# Eukanuba Tournament of Champions 2007



## May468 (Dec 5, 2006)

Anyone we know in this Show?

I was watching it and my daughter asked if anyone on here had their maltese entered?


----------



## Bonnie's Mommie (Mar 2, 2006)

I don't know but the toys are on now!! Go Malts!


----------



## May468 (Dec 5, 2006)

I just watched the Toys.. ONe.. that is all...3 1/2 year old, Washington, Settle area 

It was PICKED!!!! YAYA


Oh< the POODLE Won! What a Bummer.. the Maltese was walking on a cloud.. just beautiful... judge needs glasses!!!!


----------



## Furbaby's Mommie (Jul 10, 2004)

In a toy "group" there would be only 1 of each toy breed. That's why only 1 Malt.

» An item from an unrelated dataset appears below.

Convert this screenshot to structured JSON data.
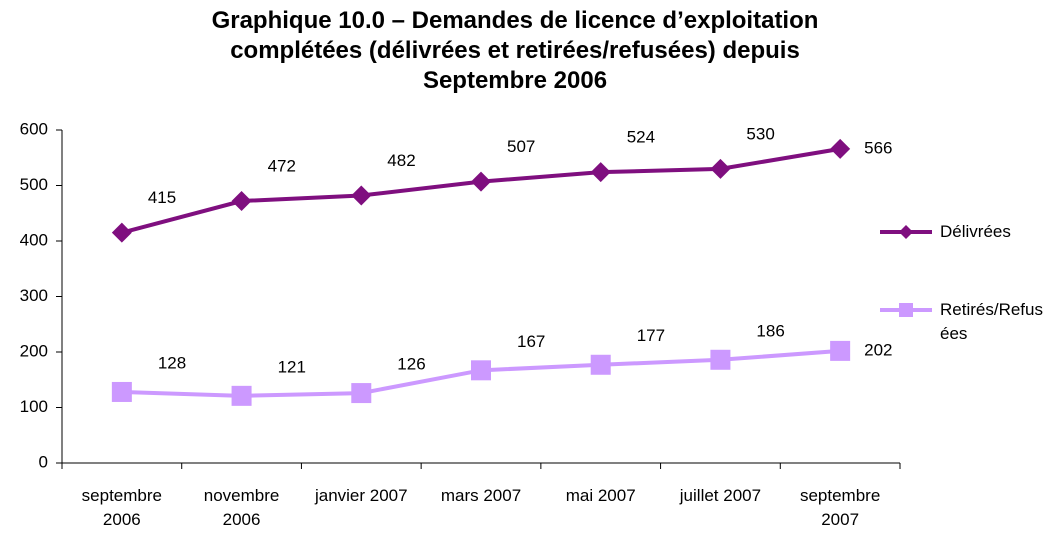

Anyone know who that Malt or handler was? It had a lot of staining for a show Malt. I've never seen that much 'color' on a Maltese in the ring.


----------



## Bonnie's Mommie (Mar 2, 2006)

> In a toy "group" there would be only 1 of each toy breed. That's why only 1 Malt.
> 
> Anyone know who that Malt or handler was? It had a lot of staining for a show Malt. I've never seen that much 'color' on a Maltese in the ring.[/B]


I agree, she did have a lot of staining for a show Malt. Her nickname was Lola, but I don't remember anything else.


----------



## starry (Sep 4, 2006)

> I just watched the Toys.. ONe.. that is all...3 1/2 year old, Washington, Settle area
> 
> It was PICKED!!!! YAYA
> 
> ...


Yea, the poodle won bc the judge used to breed poodles is what I figured.








I was glad to at least see a dog that takes alot of grooming effort was rewarded.
I always feel bad for all the other dogs and their handlers.








The malt was sweet but I wonder if the stainning had anything to do with how far she/he won?
Sarah, me and other Lhasa moms..YEH







for the Lhasa who at least made it 4th in the non-sporting group!!!


----------